Justiça condena Roberto Sobrinho por beneficiar colega do PT com dinheiro público

Além de Roberto Sobrinho foram condenados o procurador Mário Jonas, o petista Edson Silveira, que foi favorecido com um convênio ilegal, e a deputada estadual Epifânia Barbosa, todos do PT.

A juíza Inês Moreira da Costa, da 1a Vara da Fazenda Pública da capital, condenou o prefeito Roberto Sobrinho (PT) por improbidade administrativa. O prefeito de Porto Velho é acusado de favorecer o empresário Edson Silveira, seu companheiro de partido e dono do Colégio Mojuca, com dispensa de licitação envolvendo verba da área de educação.

O prefeito de Porto Velho, Roberto Sobrinho (PT)

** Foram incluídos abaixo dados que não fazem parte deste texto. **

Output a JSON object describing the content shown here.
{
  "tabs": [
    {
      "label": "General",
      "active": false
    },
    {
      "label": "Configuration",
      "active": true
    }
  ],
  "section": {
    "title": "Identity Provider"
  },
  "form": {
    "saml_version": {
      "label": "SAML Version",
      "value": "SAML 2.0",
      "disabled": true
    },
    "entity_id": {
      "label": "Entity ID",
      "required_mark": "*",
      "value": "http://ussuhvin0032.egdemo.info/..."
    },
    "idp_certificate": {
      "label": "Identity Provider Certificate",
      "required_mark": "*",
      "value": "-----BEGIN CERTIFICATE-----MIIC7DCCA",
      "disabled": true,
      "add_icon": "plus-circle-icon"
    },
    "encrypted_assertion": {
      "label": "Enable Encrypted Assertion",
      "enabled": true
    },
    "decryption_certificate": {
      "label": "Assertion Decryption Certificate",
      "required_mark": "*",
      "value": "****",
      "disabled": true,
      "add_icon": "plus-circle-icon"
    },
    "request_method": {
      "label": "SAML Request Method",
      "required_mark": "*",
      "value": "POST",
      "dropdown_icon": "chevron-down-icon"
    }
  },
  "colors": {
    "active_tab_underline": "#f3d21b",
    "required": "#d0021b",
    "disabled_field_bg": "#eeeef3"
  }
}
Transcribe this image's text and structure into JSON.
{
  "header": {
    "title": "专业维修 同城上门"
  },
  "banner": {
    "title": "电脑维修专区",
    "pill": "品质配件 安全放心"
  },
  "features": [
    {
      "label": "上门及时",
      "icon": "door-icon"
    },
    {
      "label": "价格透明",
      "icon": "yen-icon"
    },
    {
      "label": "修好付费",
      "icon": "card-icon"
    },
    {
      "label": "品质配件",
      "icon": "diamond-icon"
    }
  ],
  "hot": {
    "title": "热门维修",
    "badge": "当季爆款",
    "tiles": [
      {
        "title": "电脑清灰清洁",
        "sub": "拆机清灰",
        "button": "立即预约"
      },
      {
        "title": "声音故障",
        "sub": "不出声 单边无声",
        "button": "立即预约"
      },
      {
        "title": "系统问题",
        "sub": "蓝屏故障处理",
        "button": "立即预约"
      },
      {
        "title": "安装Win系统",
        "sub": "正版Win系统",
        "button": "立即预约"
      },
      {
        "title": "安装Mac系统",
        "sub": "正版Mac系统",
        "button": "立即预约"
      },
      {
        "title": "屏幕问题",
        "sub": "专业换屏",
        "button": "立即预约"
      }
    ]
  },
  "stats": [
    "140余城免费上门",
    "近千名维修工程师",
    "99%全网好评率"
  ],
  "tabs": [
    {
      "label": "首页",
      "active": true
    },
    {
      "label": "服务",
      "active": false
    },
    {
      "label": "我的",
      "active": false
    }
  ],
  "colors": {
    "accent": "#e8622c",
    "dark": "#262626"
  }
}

No mesmo processo foram condenados o próprio Edson Silveira, a deputada estadual Epifânia Barbosa (PT), ex-secretária municipal de Educação; o Colégio Mojuca e o Mário Jonas Freitas Guterres, procurador do município.
Trata-se de uma ação popular contra o Município de Porto Velho, Centro Educacional Mojuca, Edson Francisco de Oliveira Silveira, Roberto Eduardo Sobrinho, Epifânia Barbosa da Silva e Mário Jonas Freitas
Guterres.

O autor popular pediu a condenação destes em virtude da celebração de convênio, tido como ilegal, favorecendo o Centro Educacional Mojuca e Edson Silveira. Requereu, ainda, decretação de nulidade dos Convênios.
Segundo o autor popular, em abril de 2005 a Secretaria Municipal de Educação, formalizou processo para contratação de 303 bolsas de estudo para atendimento da comunidade local; contrato firmado ao final que atingiu o montante de
R$ 322.695,00.

Em 2006 foi celebrado novo convênio, desta feita no valor de R$ 479.250,00. De acordo0 com o autor popular, em razão do elevado valor do serviço, a contratação deveria anteceder de Processo Licitatório, no entanto, diz que houve indevida dispensa, tendo sido efetivada mediante simples cotação de preços.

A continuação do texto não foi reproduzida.